From 2000 to 2011, the financial records of Rimbunan Hijau Group's 16 companies revealed a total of 111 years of losses versus 33 profitable years, the report said.
This was despite Papua New Guinea's forest industry raking in an annual revenue of between US$200 (RM841) and US$300 million, it said.
With little to no profit declared, Rimbunan Hijau Group did not have to pay the 30% income tax on profit that the Papua New Ginuea government imposes on businesses, said the report.
Rimbunan Hijau Group had also accumulated around US$32 million in tax credit in just seven years, it said.
“Through transfer pricing – underpricing exports and overpricing expenses, the logging industry is able to evade paying hundreds of millions of dollars in taxes – vitally needed revenue for the country,” said Frederic Mousseau, author of the report.
Rimbunan Hijau Group in an immediate response the report was baseless and inaccurate, and called it an attack by “western anti-forestry activists”.
The practice of underpricing exports involves a buyer – in agreement with the seller – “officially” paying a lower price than the real cost of the goods, said the report.

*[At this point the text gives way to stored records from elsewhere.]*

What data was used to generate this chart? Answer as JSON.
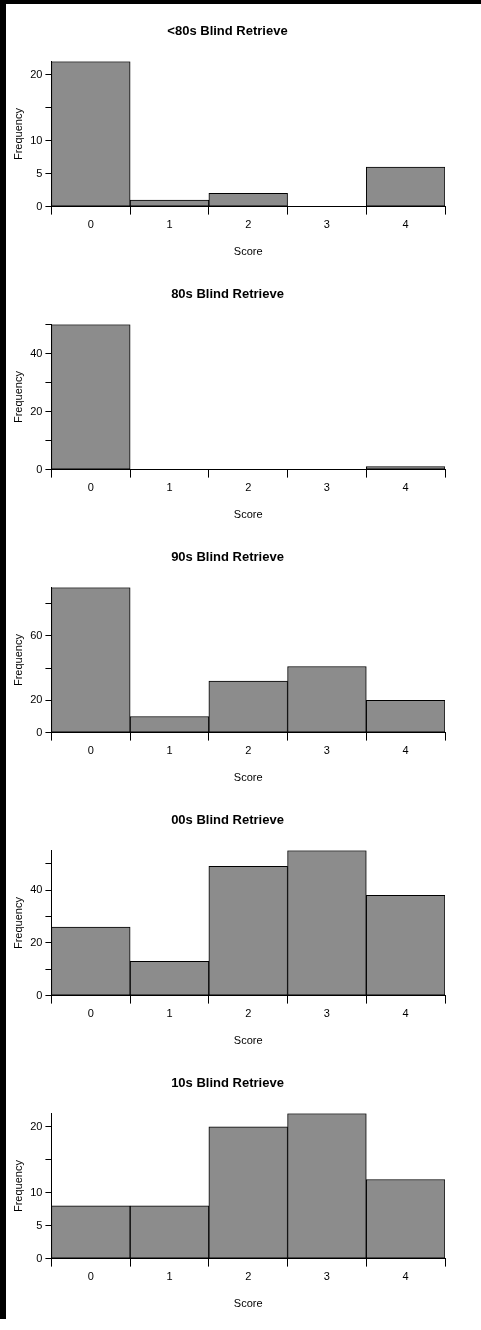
{
  "chart_data": [
    {
      "type": "bar",
      "title": "<80s Blind Retrieve",
      "xlabel": "Score",
      "ylabel": "Frequency",
      "categories": [
        "0",
        "1",
        "2",
        "3",
        "4"
      ],
      "values": [
        22,
        1,
        2,
        0,
        6
      ],
      "color": "#8c8c8c",
      "ylim": [
        0,
        22
      ],
      "yticks": [
        0,
        5,
        10,
        {
          "value": 15,
          "label": null
        },
        20
      ],
      "grid": false,
      "legend": false
    },
    {
      "type": "bar",
      "title": "80s Blind Retrieve",
      "xlabel": "Score",
      "ylabel": "Frequency",
      "categories": [
        "0",
        "1",
        "2",
        "3",
        "4"
      ],
      "values": [
        50,
        0,
        0,
        0,
        1
      ],
      "color": "#8c8c8c",
      "ylim": [
        0,
        50
      ],
      "yticks": [
        0,
        {
          "value": 10,
          "label": null
        },
        20,
        {
          "value": 30,
          "label": null
        },
        40,
        {
          "value": 50,
          "label": null
        }
      ],
      "grid": false,
      "legend": false
    },
    {
      "type": "bar",
      "title": "90s Blind Retrieve",
      "xlabel": "Score",
      "ylabel": "Frequency",
      "categories": [
        "0",
        "1",
        "2",
        "3",
        "4"
      ],
      "values": [
        90,
        10,
        32,
        41,
        20
      ],
      "color": "#8c8c8c",
      "ylim": [
        0,
        90
      ],
      "yticks": [
        0,
        20,
        {
          "value": 40,
          "label": null
        },
        60,
        {
          "value": 80,
          "label": null
        }
      ],
      "grid": false,
      "legend": false
    },
    {
      "type": "bar",
      "title": "00s Blind Retrieve",
      "xlabel": "Score",
      "ylabel": "Frequency",
      "categories": [
        "0",
        "1",
        "2",
        "3",
        "4"
      ],
      "values": [
        26,
        13,
        49,
        55,
        38
      ],
      "color": "#8c8c8c",
      "ylim": [
        0,
        55
      ],
      "yticks": [
        0,
        {
          "value": 10,
          "label": null
        },
        20,
        {
          "value": 30,
          "label": null
        },
        40,
        {
          "value": 50,
          "label": null
        }
      ],
      "grid": false,
      "legend": false
    },
    {
      "type": "bar",
      "title": "10s Blind Retrieve",
      "xlabel": "Score",
      "ylabel": "Frequency",
      "categories": [
        "0",
        "1",
        "2",
        "3",
        "4"
      ],
      "values": [
        8,
        8,
        20,
        22,
        12
      ],
      "color": "#8c8c8c",
      "ylim": [
        0,
        22
      ],
      "yticks": [
        0,
        5,
        10,
        {
          "value": 15,
          "label": null
        },
        20
      ],
      "grid": false,
      "legend": false
    }
  ]
}
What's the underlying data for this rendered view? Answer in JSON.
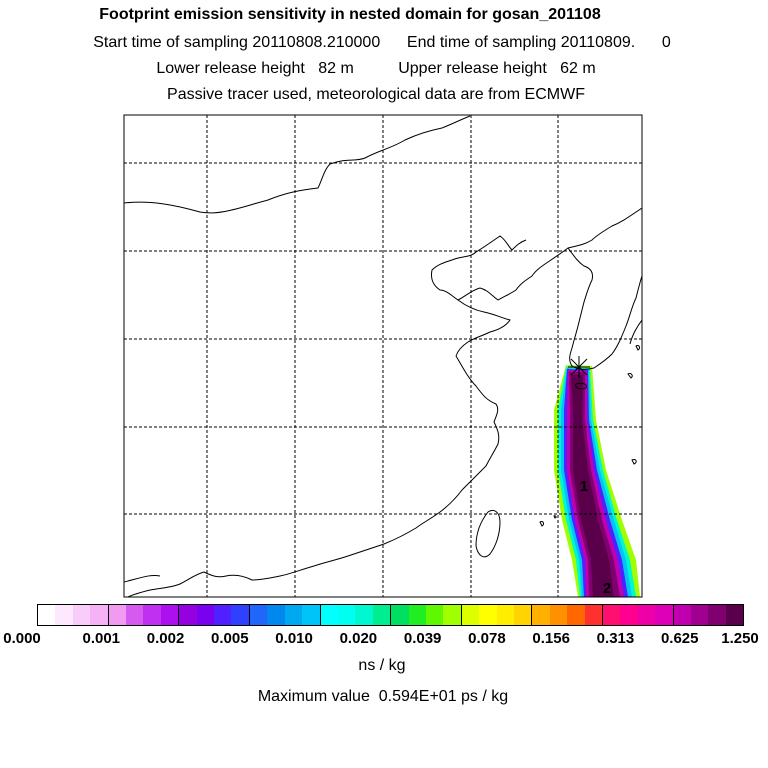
{
  "header": {
    "title": "Footprint emission sensitivity in nested domain for gosan_201108",
    "sampling": "Start time of sampling 20110808.210000      End time of sampling 20110809.      0",
    "release": "Lower release height   82 m          Upper release height   62 m",
    "tracer": "Passive tracer used, meteorological data are from ECMWF"
  },
  "map": {
    "labels": [
      "1",
      "2"
    ],
    "receptor_marker": "star-marker"
  },
  "colorbar": {
    "ticks": [
      "0.000",
      "0.001",
      "0.002",
      "0.005",
      "0.010",
      "0.020",
      "0.039",
      "0.078",
      "0.156",
      "0.313",
      "0.625",
      "1.250"
    ],
    "colors": [
      "#ffffff",
      "#fde8fd",
      "#f9cdf9",
      "#f5b2f5",
      "#f19af1",
      "#d55af0",
      "#c030f0",
      "#ad10ee",
      "#9400e0",
      "#7a00f0",
      "#5020ff",
      "#3040ff",
      "#2066f8",
      "#0088ee",
      "#00a8f0",
      "#00c4f8",
      "#00ffff",
      "#00fff0",
      "#00f8d0",
      "#00ee90",
      "#00e060",
      "#20ee20",
      "#60f800",
      "#a0ff00",
      "#ddff00",
      "#ffff00",
      "#ffee00",
      "#ffd400",
      "#ffb000",
      "#ff9000",
      "#ff6800",
      "#ff3030",
      "#ff1070",
      "#ff0090",
      "#ee00a8",
      "#dd00b8",
      "#c000b0",
      "#a00090",
      "#800070",
      "#5a004a"
    ],
    "units": "ns / kg"
  },
  "footer": {
    "max_value": "Maximum value  0.594E+01 ps / kg"
  }
}
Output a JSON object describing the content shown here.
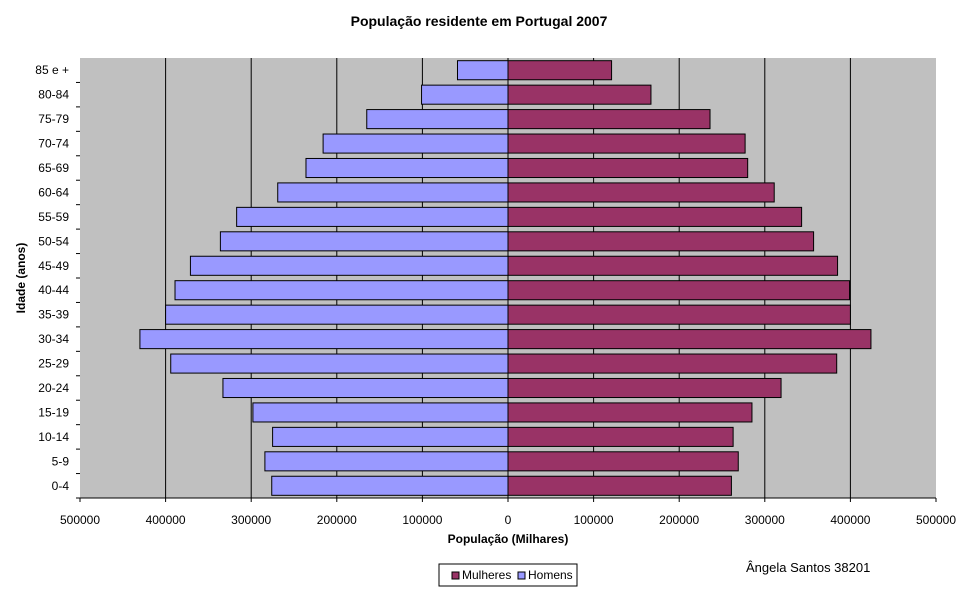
{
  "chart_data": {
    "type": "bar",
    "orientation": "horizontal",
    "title": "População residente em Portugal 2007",
    "xlabel": "População (Milhares)",
    "ylabel": "Idade (anos)",
    "xlim": [
      -500000,
      500000
    ],
    "x_ticks": [
      -500000,
      -400000,
      -300000,
      -200000,
      -100000,
      0,
      100000,
      200000,
      300000,
      400000,
      500000
    ],
    "x_tick_labels": [
      "500000",
      "400000",
      "300000",
      "200000",
      "100000",
      "0",
      "100000",
      "200000",
      "300000",
      "400000",
      "500000"
    ],
    "categories": [
      "0-4",
      "5-9",
      "10-14",
      "15-19",
      "20-24",
      "25-29",
      "30-34",
      "35-39",
      "40-44",
      "45-49",
      "50-54",
      "55-59",
      "60-64",
      "65-69",
      "70-74",
      "75-79",
      "80-84",
      "85 e +"
    ],
    "series": [
      {
        "name": "Homens",
        "color": "#9999ff",
        "values": [
          -276000,
          -284000,
          -275000,
          -298000,
          -333000,
          -394000,
          -430000,
          -400000,
          -389000,
          -371000,
          -336000,
          -317000,
          -269000,
          -236000,
          -216000,
          -165000,
          -101000,
          -59000
        ]
      },
      {
        "name": "Mulheres",
        "color": "#993366",
        "values": [
          261000,
          269000,
          263000,
          285000,
          319000,
          384000,
          424000,
          400000,
          399000,
          385000,
          357000,
          343000,
          311000,
          280000,
          277000,
          236000,
          167000,
          121000
        ]
      }
    ],
    "legend": {
      "position": "bottom",
      "order": [
        "Mulheres",
        "Homens"
      ]
    },
    "grid": "vertical",
    "plot_background": "#c0c0c0"
  },
  "annotation": "Ângela Santos 38201"
}
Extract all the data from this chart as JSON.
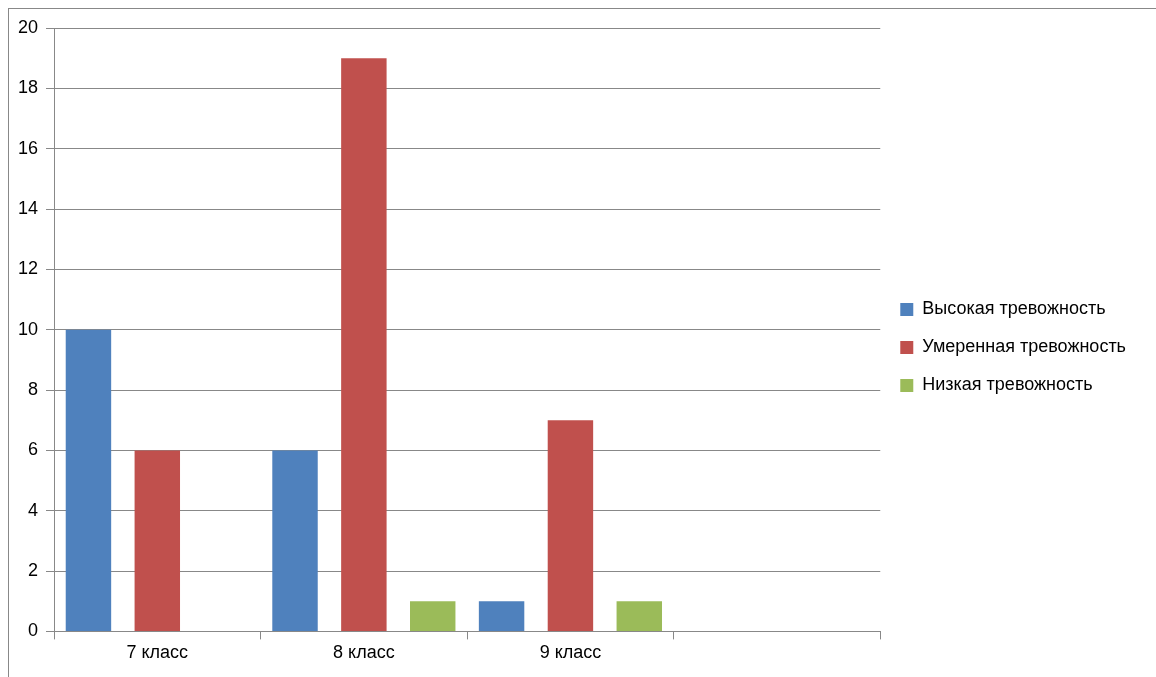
{
  "chart_data": {
    "type": "bar",
    "categories": [
      "7 класс",
      "8 класс",
      "9 класс",
      null
    ],
    "series": [
      {
        "name": "Высокая тревожность",
        "color": "#4f81bd",
        "values": [
          10,
          6,
          1,
          null
        ]
      },
      {
        "name": "Умеренная тревожность",
        "color": "#c0504d",
        "values": [
          6,
          19,
          7,
          null
        ]
      },
      {
        "name": "Низкая тревожность",
        "color": "#9bbb59",
        "values": [
          0,
          1,
          1,
          null
        ]
      }
    ],
    "ylim": [
      0,
      20
    ],
    "yticks": [
      0,
      2,
      4,
      6,
      8,
      10,
      12,
      14,
      16,
      18,
      20
    ],
    "grid": "y",
    "legend": "right"
  }
}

It said there were strong reasons to believe that logging companies in Papua New Guinea were doing this.
“Export prices declared for Papua New Guinea timber are significantly lower than those declared by other major exporters of tropical logs – except Malaysia, which has similarly low prices,” said the report.
Meanwhile, overpricing expenses is done by overvaluing operational expenses so their costs exceed the profits made, it said.
“Companies belonging to the same group are able to charge each other an artificially high price for goods, equipment, and services, thereby increasing the sister company’s operational expenses.
“The charges can be high enough that the company’s expenses end up greater than its revenue, thus allowing the company to declare an operational loss for the year.”